# LGB 2076/the Roger T./BPS & DRR



## Andrea (Oct 26, 2013)

Hi!

I have the above engine and it needs new pick up shoes and I am unable to find the right part number to use. I've tried the LGB Manual but does not list part numbers. Can anyone advise?


----------



## Big Ed (Jun 16, 2009)

Andrea said:


> Hi!
> 
> I have the above engine and it needs new pick up shoes and I am unable to find the right part number to use. I've tried the LGB Manual but does not list part numbers.
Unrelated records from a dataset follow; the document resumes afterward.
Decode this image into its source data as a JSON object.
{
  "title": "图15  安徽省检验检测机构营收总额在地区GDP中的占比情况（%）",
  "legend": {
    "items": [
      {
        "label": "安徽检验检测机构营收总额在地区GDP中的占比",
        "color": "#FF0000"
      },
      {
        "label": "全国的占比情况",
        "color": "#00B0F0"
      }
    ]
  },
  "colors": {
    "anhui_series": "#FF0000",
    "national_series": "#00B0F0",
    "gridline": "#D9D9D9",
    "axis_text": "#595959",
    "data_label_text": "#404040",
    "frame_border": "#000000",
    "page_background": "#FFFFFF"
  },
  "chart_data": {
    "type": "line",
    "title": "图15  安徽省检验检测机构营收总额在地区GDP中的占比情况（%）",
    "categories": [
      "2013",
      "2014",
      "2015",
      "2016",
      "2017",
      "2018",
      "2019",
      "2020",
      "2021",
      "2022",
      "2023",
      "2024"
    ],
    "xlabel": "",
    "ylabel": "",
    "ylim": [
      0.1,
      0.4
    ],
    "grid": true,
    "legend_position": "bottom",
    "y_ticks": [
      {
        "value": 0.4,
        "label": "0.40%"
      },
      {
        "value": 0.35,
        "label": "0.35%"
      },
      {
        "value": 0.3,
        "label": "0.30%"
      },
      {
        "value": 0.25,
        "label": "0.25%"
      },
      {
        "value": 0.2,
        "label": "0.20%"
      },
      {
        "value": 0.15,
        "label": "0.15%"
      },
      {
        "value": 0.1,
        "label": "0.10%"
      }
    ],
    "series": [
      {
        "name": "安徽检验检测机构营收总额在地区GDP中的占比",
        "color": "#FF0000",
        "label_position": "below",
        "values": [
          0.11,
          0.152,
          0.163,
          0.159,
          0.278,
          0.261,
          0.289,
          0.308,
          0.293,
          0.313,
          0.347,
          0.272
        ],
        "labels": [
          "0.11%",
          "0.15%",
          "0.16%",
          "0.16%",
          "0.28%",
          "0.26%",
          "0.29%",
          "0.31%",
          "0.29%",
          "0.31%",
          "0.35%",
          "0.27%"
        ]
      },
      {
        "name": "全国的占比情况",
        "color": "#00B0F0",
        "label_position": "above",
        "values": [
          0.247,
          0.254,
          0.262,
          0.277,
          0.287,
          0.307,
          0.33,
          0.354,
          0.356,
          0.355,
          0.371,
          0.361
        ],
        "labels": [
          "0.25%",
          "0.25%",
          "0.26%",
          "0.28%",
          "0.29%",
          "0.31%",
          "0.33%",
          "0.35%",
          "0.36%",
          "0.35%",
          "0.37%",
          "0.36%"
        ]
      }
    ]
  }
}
Can anyone advise?


Would this be your train?

http://www.lgbworld.com/service_manuals/20761-1.PDF

Is that the part #49? On the diagram?

I got that from a sticky thread in the G forum.
The original creator of this site listed all those, he could probably tell you.
But it looks like he has either sold the site or just stopped coming here.
It is a big secret.

I can't find a parts list for the numbers, i wonder if that is a part number?
I never had any G layouts, just trying to help you if I can.


----------



## Big Ed (Jun 16, 2009)

Or is it this one part number 45?

http://www.lgbworld.com/service_manuals/2076D-1.PDF


----------



## Don T (Dec 25, 2014)

In my latest book which is 1996 it shows it as 65853 Smoke Stack Insert 5V for the 2076.

Don


----------



## Don T (Dec 25, 2014)

Sorry wrong thread

Don


----------



## Big Ed (Jun 16, 2009)

Don T said:


> Sorry wrong thread
> 
> Don


This thread was a hit & run anyway.:goofball:
Came back 2 days later, said not a thing, and has not been back since.

I guess part #49 was correct.:smokin:


----------